Forward-Looking Statements
This current report on Form 8-K (this “Current Report”) includes “forward-looking statements” within the meaning of Section 27A of the Securities Act of
1933, as amended, and Section 21E of the Securities Exchange Act of 1934, as amended. All statements, other than statements of present or historical fact included in this Current Report, are forward-looking statements. In some cases, you can identify
forward-looking statements by terminology such as “may,” “should,” “could,” “would,” “expect,” “plan,” “anticipate,” “intend,” “believe,” “estimate,” “continue,” “project” or the negative of such terms and other similar expressions that predict or
indicate future events or trends or that are not statements of present or historical matters. These statements are based on various assumptions, whether or not identified herein, and on the current expectations of the Company and are not predictions
of actual outcomes. Actual events and circumstances are impossible to predict and are beyond the control of the Company.

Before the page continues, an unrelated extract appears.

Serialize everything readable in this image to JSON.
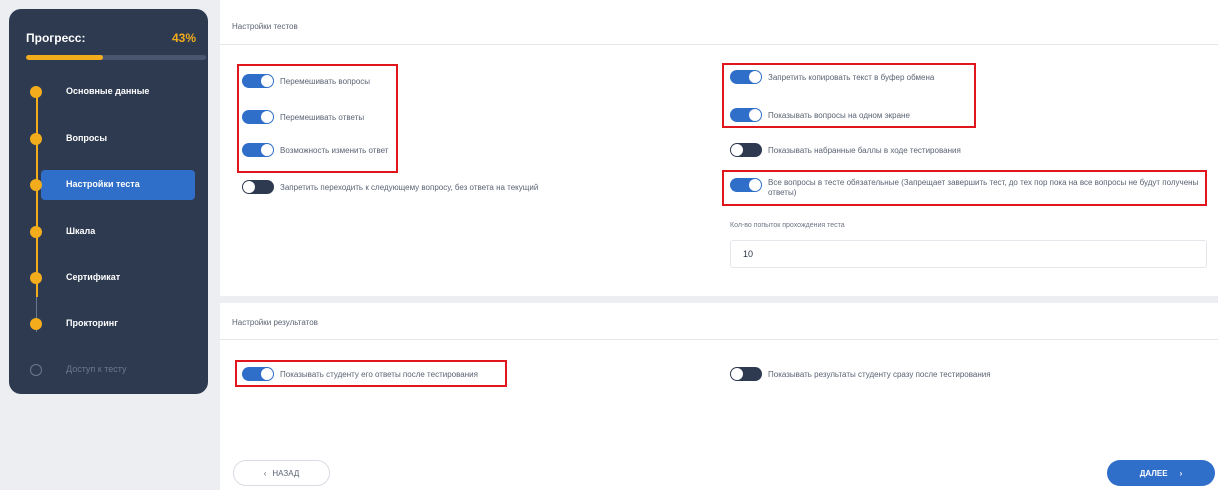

With respect to the matters addressed in this Current Report, no assurances can be made regarding the outcome of the Company’s proceeding pursuant to
Section 205 of the Delaware General Corporation Law. The Section 205 proceeding is subject to inherent uncertainties and is beyond the Company’s control and may not result in timely resolution of the uncertainty regarding the Company’s
capitalization, if at all. If the Company is unsuccessful in the Section 205 proceeding, it could have a material adverse effect on the Company.
Additional information on potential factors that could affect the Company’s operating or financial results and its forward-looking statements is included
in its most recent Form 10-K and subsequent filings with the Securities and Exchange Commission. All forward-looking statements are qualified in their entirety by this cautionary statement. Any forward-looking statements speak only as of the date on
which they are made, and the Company undertakes No obligation to update any forward-looking statement to reflect events or circumstances after the date of this report.